Understanding Airflow BigQuery Operators: 4 Critical Aspects

on bigquery datasets, Data Warehouse, ETL, Google BigQuery, Tutorials • September 20th, 2021 • Write for Hevo

Airflow BigQuery Operators - Featured image

In an era where data is a priceless resource for any business, choosing the right Data Warehouse which can collect and store all the data from various operational sources becomes very crucial. A Data Warehouse is a central repository where data from multiple operational data sources is stored for easy access by your employees or customers.
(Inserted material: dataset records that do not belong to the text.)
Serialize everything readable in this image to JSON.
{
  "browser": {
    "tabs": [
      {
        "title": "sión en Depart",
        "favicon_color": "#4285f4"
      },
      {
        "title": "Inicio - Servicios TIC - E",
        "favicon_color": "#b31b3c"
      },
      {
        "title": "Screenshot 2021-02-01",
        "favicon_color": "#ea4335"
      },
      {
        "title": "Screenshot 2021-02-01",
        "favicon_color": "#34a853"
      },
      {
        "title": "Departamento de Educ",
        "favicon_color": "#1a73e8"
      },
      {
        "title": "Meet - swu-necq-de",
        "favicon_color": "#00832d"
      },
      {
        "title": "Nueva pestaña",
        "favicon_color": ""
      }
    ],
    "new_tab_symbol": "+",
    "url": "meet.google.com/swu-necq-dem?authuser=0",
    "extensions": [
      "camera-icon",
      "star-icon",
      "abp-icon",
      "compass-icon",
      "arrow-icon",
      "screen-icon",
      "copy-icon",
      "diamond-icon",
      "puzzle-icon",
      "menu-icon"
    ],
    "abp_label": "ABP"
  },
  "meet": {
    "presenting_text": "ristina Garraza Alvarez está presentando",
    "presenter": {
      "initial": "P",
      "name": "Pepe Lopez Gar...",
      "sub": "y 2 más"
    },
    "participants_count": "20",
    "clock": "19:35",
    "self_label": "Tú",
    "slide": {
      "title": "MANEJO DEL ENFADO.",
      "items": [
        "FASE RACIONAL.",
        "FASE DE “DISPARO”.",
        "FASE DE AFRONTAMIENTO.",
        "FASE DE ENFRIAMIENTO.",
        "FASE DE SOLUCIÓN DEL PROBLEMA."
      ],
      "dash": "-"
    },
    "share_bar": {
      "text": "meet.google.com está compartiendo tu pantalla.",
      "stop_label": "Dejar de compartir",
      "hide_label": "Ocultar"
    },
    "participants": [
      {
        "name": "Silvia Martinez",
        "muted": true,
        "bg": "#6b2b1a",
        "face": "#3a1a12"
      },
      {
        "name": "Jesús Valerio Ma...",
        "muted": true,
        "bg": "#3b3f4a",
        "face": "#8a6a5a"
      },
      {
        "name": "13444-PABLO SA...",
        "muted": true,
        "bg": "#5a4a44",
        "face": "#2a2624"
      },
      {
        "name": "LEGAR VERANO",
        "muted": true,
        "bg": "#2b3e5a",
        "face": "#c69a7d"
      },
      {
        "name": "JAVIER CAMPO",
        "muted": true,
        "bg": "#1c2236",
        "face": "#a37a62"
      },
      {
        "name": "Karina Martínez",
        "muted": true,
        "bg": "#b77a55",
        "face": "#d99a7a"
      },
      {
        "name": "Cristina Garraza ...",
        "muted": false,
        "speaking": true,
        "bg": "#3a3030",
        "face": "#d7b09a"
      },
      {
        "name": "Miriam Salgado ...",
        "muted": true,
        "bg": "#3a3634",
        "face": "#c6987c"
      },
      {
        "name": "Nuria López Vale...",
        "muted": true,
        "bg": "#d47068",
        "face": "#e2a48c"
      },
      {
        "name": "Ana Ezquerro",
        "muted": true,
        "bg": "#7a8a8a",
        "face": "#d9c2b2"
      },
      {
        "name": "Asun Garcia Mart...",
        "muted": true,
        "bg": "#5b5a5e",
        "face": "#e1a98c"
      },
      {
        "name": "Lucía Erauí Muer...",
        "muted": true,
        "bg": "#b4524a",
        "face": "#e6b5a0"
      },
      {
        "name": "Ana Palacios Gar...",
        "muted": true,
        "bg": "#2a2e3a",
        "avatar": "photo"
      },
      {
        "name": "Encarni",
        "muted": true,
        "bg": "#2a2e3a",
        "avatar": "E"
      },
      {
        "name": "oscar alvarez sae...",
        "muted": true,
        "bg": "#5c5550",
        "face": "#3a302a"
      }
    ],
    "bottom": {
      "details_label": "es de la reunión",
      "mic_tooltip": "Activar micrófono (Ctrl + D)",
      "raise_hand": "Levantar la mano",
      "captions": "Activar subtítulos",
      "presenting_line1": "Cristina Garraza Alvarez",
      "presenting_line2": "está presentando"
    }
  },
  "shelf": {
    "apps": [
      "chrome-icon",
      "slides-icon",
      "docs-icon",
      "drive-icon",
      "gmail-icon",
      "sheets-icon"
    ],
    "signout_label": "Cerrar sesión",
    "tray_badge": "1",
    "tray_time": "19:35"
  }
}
The data is extracted, transformed (i.e. cleaned and integrated), and then stored in the specified format. One of the best Cloud-based Data Warehouses for any business is Google BigQuery.

What makes Google BigQuery an amazing fit for any modern business is that its ability to manage data very efficiently and efficiently. It provides Airflow BigQuery Operators that make all the tasks super easy and efficient. These operators help you in managing and validate data inside your datasets and databases as a whole.

From an on-premises Data Warehouse where you need to maintain all hardware and software to a Cloud-based Data Warehouse where there is no need for any physical hardware, the technology has made immense growth in this field. A Cloud-based Data Warehouse has not just reduced the cost of Data Warehousing solutions for businesses but has also provided tools that are fast, highly scalable, and available on a pay-per-use basis. Therefore, it becomes very important for you to look for a Data Warehousing solution that suits your business model the best.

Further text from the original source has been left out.